TxK, Tempest 2000 Remake for PS Vita Demoed
If you happen to be one of the other five people who own an Atari Jaguar, you've probably played the excellent Tempest 2000. As chance would have it, a few months ago Llamasoft announced they were approached by Sony to write TxK, based "...on the essence of the original T2K. ... . We're not going to overload you with ultra psychedelia, but we will make it fluid and colourful and awesome-looking ... We're going to give you a perfect treat for your eyes, ears and thumbs with a modern extrapolation of one of the best shooters ever made on hardware that's just perfectly suited for it, and in a way that retains the purity of the original design."
A couple of weeks ago, a working version of TxK was demoed at Play Expo. Read below to see the video. It really seems to retain the aesthetic of Tempest 2000 enhanced by modern hardware and a full color range, with a touch of Space Giraffe tactics (you can kill enemies at the rim somehow at least).
I bought (and still have!) a Jaguar just for Tempest 2k. Great gameplay of the original with a trippy, addictive soundtrack!
Too bad the union of Jag owners, Tempest fans and Vita owners is likely quite small ^^
Defending IP by destroying access to it? That makes sense, RIAA/MPAA. Go to the corner until you can play nice!
REAL Tempest fits entirely memory locations 0x9000-FFFF, its lines are ONE pixel wide (but it's a BIG one!) and it does not have whiny buzzy switching power supply.

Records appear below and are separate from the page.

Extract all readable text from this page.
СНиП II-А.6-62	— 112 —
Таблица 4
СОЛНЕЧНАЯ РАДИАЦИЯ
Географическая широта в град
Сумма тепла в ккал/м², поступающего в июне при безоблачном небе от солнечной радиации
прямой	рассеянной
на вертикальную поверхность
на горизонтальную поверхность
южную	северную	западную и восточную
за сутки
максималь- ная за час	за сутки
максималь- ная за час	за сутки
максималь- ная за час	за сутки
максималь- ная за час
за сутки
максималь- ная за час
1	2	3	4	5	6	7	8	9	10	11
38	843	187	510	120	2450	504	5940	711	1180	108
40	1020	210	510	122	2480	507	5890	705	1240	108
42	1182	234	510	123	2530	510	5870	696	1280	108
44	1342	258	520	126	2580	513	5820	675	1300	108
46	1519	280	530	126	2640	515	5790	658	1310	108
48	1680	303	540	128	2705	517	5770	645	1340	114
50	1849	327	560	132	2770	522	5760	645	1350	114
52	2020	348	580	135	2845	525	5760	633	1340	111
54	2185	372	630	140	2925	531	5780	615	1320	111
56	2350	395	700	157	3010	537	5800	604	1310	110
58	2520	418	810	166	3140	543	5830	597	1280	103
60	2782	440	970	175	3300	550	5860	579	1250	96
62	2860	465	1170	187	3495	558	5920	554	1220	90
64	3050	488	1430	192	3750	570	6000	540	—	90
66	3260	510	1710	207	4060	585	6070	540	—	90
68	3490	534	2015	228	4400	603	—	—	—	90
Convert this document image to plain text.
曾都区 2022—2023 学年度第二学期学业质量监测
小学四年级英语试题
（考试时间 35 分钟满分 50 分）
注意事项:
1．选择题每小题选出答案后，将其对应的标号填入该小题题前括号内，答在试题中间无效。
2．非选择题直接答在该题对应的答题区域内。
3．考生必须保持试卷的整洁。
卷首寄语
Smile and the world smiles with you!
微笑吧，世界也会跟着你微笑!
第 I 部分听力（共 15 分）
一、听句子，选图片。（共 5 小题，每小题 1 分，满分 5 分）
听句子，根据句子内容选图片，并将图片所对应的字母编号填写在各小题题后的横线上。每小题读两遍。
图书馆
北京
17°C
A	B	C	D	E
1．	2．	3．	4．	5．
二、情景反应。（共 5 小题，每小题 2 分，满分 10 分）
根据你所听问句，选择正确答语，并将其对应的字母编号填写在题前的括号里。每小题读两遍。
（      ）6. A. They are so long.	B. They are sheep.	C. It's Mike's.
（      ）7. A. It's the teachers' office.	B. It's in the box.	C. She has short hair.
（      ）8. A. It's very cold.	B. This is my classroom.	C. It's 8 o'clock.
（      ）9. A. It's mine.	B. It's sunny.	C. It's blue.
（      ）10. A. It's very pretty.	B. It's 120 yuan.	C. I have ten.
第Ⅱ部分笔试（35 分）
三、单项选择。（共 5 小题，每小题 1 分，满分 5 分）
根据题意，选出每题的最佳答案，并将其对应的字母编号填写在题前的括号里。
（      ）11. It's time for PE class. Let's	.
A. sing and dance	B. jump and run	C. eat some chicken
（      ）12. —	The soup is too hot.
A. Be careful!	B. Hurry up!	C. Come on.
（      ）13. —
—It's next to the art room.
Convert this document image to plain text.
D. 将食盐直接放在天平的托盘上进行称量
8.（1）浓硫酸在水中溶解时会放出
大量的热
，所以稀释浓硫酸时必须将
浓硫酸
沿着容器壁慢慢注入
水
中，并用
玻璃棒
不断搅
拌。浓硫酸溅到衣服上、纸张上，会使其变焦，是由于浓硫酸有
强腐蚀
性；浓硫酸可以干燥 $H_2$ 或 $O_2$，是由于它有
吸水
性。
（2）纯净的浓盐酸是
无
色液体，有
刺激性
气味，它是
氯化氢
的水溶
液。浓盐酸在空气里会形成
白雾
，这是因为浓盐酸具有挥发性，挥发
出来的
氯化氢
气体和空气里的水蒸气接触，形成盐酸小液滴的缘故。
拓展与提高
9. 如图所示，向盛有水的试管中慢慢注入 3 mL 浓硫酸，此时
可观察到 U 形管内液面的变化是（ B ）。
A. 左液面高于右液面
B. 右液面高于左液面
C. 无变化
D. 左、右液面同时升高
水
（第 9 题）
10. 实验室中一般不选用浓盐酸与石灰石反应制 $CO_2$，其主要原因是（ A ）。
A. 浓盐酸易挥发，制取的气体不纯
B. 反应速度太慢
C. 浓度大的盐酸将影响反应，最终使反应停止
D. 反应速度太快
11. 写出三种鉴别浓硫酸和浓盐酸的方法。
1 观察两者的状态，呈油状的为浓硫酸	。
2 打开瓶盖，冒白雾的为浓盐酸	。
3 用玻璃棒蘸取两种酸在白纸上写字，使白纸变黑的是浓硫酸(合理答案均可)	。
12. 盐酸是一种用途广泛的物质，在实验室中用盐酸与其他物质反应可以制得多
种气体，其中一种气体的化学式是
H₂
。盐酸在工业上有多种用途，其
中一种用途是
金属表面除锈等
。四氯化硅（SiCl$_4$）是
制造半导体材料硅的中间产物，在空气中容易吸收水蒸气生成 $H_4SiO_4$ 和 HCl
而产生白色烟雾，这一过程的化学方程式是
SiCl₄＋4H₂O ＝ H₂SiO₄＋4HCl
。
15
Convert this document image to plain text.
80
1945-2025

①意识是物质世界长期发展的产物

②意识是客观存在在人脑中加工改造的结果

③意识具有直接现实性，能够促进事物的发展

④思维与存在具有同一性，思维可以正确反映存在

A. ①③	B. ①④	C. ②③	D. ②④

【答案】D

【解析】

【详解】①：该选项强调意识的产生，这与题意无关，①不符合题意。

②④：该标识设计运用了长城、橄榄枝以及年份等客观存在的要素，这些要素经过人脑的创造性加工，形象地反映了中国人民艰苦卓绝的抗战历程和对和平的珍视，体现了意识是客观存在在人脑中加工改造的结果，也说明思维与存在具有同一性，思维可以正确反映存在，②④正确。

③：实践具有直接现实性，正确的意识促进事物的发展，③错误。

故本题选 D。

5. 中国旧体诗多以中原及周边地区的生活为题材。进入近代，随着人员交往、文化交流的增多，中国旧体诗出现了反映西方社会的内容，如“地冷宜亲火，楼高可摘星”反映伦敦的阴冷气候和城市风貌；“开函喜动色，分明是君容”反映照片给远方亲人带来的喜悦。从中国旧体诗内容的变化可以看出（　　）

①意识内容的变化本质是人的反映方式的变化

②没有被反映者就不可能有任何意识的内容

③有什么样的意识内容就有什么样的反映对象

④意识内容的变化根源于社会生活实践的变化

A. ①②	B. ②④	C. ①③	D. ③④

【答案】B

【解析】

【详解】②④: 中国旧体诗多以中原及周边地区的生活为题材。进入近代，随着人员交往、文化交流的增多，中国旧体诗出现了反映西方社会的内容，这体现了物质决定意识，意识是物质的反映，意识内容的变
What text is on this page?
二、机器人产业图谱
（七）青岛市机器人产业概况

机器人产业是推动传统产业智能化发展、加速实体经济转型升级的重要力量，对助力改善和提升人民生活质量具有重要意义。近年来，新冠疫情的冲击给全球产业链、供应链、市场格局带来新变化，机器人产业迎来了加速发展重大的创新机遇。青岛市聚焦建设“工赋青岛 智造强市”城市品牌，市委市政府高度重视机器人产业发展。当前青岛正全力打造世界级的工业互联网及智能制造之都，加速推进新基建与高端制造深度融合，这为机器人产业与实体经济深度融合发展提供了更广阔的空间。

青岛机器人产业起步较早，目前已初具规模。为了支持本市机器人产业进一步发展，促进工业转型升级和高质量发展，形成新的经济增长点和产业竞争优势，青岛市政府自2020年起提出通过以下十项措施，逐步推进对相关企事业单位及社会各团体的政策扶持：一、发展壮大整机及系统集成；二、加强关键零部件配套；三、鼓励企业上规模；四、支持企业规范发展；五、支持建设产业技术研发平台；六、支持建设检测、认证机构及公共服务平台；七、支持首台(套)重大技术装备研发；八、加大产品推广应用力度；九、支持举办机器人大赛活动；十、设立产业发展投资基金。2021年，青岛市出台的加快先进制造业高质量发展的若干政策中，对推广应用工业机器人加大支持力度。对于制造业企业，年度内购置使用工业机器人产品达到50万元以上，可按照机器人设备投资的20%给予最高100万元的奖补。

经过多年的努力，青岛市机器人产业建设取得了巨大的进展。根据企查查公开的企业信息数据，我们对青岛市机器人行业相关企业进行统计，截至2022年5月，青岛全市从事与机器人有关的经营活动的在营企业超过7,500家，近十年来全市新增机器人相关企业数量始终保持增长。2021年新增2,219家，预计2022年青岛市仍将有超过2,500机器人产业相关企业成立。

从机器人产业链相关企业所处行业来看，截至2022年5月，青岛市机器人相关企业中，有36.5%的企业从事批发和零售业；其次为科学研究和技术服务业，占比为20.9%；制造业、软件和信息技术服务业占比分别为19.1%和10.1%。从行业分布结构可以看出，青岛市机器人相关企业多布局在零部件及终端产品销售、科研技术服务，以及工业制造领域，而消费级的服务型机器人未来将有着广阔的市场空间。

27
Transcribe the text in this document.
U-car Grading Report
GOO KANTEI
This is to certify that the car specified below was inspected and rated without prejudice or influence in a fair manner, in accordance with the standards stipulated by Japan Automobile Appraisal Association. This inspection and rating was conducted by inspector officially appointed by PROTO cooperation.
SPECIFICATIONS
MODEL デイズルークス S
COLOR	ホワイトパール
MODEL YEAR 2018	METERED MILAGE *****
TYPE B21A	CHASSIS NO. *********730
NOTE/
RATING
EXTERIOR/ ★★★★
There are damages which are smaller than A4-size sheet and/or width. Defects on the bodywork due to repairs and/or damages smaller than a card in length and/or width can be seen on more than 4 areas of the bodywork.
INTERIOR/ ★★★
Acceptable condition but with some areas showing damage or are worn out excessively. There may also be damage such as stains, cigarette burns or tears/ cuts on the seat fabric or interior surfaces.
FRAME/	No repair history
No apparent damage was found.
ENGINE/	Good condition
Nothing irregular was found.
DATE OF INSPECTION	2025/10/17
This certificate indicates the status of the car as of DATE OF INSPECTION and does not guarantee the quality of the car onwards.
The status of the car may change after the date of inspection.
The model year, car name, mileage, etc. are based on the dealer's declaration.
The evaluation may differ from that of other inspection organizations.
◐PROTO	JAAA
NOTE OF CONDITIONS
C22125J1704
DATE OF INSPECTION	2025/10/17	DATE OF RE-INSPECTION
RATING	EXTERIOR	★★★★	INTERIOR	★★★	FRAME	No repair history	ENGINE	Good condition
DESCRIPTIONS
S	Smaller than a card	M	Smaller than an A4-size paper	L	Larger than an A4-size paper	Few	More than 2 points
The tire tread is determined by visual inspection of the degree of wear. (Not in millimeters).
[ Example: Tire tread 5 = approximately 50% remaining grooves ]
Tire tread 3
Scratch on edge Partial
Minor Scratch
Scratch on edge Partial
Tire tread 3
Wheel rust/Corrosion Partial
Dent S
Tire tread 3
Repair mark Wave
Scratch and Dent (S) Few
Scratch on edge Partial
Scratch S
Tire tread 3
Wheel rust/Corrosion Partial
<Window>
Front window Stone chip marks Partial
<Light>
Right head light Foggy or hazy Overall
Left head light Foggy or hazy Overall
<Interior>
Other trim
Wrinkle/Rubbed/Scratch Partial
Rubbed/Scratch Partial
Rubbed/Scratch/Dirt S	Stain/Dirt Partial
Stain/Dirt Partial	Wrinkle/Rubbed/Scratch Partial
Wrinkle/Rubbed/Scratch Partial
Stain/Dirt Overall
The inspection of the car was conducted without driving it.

It has a large throbbing step-down transformer and a whopping thirty-two thousand microfarad capacitor in the power supply. It has a flyback transformer feeding a CRT that bristles with actual electricity terror death.
Real Tempest machines go out with a real BANG.
What is shown is some Fisher Price low voltage plastic computing device, obviously meant for children, whose level completion screen is full of whoopy flashes and dancing bears distracting artifacts and eye candy as in, deer-meets-headlights.
The Real Tempest, when a level is complete it launches you into the middle and flies you through the tunnel, this was the COOLEST damned thing we ever saw when we first sawed it, and gets back down to business. No goofy crap.
THIS IS WHAT A REAL TEMPEST IS. IT CAN HURT YOU..
If the NSA tunes their TEMPEST receiver towards you and the signal resolves into a TEMPEST game, would they chuckle at the irony? If a bear shits in the woods and laughs because shit got on his 'bear' hands would he laugh hysterically and change brands of toiley paper?
<blink>down the rabbit hole</blink>
The Atari Jaguar was awesome and stands as my all time favorite console. One of it's biggest problems was it essentially had the first GPU (in a round about way). Almost no one wanted to program those chips, citing the difficulty. Consequently, programmers wrote most of the games to run off of the 68000 chip which was originally intended only for booting the machine. The next problem was that almost none of the games were finished, but got released anyway - despite being unfinished many were still fun. Also, I won't deny that many of the few games that came out were in fact crap. But the best titles, that were finished, made the console worth having: Cybermorph, Battlemorph, Iron Soldier, Iron Soldier 2, Tempest2k, Alien versus Predator, Best Rayman implimentation and a few other awesome titles I can visualize but not remember. If you are lucky, you are one of the very few that got a copy of Battlesphere.
IMHO Battlemorpth is one of the all time greatest games ever made.
I recall there was a hardware bug that required a workaround, but I don't remember the details.
Brought to you by Carl's Junior.
The fast co-processors (Tom and Jerry) didn't have instruction caches (as you would think of them today anyhow). They did have a small amount (4K) of directly mapped local memory. They were originally designed to run programs either in this memory or in normal memory. However, due to bugs in the chip, you could only reliably run code from the 4K internal memory. Since this was directly mapped, that meant all your code had to run in 4K. If you wanted to run larger programs, you needed a small amount of resident code that swapped functions or chunks of larger code into memory and did fixups on them and then ran them on the GPU. Most developers didn't have the expertise to do this themselves so indeed, a lot of game code ran on the 68K with certain heavy lifting functions (graphics transforms or blitter programming) happening on TOM and then usually just Audio/DSP (software mixing) on JERRY.
FWIW, the hardware was quite buggy as well. I think I averaged finding around one undocumented hardware bug per week in the various coprocessing chips while working on the system.